Affects Goethe and intercultural differences in color symbolism and the psychological impact of color. He considers love for the bright and colorful to be characteristic of savages, "uncivilized" peoples and children. In educated people, on the contrary, there is a certain "disgust" for colors, especially bright ones. Goethe associates the color of clothing both with the character of the nation as a whole and with the individual. Lively, lively nations, Goethe believes, prefer the intensified colors of the active side. Moderates are straw and red-yellow, with which they wear dark blue. Nations seeking to show their dignity - red with a bias towards the passive side. Young women prefer light shades - pink and blue. Old men - purple and dark green (#838-848).

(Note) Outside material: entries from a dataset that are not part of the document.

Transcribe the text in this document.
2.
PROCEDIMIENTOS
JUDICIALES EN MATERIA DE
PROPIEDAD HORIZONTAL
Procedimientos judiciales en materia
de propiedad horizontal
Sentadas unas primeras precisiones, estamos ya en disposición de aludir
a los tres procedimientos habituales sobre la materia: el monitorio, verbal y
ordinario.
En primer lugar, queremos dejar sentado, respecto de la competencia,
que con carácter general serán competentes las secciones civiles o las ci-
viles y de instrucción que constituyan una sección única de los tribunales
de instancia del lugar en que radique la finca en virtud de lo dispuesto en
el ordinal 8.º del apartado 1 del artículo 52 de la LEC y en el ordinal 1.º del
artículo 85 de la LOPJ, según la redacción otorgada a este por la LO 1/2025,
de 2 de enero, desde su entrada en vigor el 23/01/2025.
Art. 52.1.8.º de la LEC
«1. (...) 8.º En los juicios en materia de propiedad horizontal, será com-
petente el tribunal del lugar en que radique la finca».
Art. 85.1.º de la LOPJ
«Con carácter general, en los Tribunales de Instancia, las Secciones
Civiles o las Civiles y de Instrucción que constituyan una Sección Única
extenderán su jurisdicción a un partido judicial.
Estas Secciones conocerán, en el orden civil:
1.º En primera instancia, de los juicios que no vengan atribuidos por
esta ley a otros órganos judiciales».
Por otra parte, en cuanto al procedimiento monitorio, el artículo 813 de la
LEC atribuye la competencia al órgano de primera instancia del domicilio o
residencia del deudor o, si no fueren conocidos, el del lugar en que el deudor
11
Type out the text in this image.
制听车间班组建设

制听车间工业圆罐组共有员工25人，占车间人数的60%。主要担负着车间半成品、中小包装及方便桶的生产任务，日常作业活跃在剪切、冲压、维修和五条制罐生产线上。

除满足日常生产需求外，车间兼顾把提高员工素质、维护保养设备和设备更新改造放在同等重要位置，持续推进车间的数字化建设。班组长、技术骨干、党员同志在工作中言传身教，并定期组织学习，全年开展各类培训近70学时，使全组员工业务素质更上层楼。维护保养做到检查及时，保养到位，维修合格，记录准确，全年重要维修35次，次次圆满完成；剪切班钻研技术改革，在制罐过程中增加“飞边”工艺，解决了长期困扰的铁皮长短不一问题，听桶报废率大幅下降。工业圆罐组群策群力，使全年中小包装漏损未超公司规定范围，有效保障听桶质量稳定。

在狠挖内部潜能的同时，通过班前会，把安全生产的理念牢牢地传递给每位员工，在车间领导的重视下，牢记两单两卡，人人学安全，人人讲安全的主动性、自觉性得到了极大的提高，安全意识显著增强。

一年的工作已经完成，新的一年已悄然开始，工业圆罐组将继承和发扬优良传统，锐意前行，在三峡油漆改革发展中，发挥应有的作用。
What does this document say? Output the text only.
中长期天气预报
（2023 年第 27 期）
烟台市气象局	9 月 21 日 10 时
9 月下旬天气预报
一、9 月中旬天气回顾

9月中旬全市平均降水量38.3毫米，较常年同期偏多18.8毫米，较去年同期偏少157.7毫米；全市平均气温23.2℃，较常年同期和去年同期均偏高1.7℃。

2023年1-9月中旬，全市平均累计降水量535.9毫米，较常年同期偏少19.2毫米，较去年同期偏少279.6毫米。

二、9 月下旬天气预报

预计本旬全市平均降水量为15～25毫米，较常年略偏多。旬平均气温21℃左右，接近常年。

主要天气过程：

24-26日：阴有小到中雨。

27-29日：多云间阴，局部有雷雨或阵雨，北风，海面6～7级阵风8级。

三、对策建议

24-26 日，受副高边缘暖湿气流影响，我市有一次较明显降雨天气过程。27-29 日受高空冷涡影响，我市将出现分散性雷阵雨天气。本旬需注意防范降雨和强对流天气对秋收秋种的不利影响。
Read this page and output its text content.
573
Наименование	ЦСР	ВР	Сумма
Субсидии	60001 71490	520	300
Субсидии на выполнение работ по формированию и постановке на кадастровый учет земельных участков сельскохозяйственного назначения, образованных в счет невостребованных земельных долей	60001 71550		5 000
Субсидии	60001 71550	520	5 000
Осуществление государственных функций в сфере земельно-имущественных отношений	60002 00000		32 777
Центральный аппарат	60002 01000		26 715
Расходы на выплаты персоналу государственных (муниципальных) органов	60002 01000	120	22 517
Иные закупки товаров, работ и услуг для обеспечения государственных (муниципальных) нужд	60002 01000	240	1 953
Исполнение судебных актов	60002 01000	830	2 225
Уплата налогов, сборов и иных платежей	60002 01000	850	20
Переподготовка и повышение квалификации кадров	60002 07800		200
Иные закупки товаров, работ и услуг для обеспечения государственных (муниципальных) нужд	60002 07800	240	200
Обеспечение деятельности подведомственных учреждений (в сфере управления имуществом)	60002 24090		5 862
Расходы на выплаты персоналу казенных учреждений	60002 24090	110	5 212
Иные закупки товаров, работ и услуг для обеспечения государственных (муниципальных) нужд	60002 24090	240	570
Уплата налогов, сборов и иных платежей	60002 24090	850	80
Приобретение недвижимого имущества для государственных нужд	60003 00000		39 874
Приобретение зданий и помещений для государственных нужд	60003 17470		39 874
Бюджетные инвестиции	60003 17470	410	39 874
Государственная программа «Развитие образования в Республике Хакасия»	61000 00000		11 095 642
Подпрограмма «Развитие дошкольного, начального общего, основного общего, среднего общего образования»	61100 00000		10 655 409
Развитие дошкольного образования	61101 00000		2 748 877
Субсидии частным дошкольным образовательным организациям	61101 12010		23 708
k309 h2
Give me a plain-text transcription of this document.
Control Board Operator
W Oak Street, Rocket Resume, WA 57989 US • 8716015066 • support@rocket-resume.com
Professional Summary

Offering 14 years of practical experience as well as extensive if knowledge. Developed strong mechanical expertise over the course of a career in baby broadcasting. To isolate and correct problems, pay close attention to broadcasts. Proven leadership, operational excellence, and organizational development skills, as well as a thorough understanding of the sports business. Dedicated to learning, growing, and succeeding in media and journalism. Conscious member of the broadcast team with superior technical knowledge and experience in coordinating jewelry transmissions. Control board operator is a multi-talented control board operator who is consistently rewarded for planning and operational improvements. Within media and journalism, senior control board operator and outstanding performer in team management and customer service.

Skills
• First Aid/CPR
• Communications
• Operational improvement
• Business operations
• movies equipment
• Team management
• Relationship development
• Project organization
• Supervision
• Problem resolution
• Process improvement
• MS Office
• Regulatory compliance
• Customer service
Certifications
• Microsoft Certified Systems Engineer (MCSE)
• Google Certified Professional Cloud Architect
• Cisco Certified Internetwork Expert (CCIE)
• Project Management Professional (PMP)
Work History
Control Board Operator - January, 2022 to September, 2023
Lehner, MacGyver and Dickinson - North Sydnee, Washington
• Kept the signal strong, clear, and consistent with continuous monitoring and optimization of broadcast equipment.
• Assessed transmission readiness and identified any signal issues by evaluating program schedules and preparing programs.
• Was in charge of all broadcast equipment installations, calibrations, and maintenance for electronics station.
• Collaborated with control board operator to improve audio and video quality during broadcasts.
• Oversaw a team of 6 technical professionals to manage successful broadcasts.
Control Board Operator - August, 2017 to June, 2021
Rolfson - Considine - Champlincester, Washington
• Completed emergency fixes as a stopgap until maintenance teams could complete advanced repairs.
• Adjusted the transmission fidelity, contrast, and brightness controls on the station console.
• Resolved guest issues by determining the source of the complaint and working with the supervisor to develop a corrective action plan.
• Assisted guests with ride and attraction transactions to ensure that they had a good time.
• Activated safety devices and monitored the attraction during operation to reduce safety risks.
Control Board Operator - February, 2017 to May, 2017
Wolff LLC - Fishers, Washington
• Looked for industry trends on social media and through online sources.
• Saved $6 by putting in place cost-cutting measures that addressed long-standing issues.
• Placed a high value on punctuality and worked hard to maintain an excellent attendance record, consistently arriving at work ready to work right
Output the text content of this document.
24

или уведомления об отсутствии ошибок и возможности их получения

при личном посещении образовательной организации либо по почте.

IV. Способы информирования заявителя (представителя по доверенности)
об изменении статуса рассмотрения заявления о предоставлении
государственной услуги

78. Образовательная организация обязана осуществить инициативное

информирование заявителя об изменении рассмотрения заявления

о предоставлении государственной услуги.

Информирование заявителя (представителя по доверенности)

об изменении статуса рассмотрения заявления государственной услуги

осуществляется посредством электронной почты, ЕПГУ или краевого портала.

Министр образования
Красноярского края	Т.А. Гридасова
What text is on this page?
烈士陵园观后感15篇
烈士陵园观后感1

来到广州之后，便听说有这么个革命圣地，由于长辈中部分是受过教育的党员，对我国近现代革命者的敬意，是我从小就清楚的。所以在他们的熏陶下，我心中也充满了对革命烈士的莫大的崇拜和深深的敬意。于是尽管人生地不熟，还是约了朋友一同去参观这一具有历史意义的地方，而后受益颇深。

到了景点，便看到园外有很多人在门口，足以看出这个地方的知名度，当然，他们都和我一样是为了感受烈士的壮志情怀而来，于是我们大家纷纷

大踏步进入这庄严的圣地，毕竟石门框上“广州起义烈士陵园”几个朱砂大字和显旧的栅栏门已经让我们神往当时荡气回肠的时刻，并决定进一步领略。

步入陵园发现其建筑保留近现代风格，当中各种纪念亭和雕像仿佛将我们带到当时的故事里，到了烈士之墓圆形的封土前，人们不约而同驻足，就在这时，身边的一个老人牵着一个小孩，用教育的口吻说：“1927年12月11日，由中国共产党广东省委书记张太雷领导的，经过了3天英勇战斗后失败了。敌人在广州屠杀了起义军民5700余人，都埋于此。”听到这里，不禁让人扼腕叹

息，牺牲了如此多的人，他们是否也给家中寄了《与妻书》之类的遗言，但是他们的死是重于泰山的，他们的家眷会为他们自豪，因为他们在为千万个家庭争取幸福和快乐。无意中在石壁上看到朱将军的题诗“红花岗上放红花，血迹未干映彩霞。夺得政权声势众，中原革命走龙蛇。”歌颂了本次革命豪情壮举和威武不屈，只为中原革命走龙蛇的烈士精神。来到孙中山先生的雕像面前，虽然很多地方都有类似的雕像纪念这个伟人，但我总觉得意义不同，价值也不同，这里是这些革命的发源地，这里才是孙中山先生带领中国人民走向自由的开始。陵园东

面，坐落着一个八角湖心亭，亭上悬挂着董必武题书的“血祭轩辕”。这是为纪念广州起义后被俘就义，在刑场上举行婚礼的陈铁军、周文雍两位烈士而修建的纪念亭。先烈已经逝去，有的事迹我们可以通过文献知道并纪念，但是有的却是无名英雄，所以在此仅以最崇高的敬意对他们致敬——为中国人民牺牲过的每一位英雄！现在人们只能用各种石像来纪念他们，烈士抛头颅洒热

The value of "Teachings about color" for the psychology of color is very great. What was blamed on Goethe - artistic method, subjectivism, allowed the great German poet to consider the subtle relationships between color and the human psyche. The metaphor of the "light-bearing soul of man" received convincing confirmation in Goethe's work. Goethe's color is no longer a symbol of divine, mystical powers. It is a symbol of the person himself, his feelings and thoughts, and, moreover, the symbol is not poetic, but psychological, having a certain, specific content.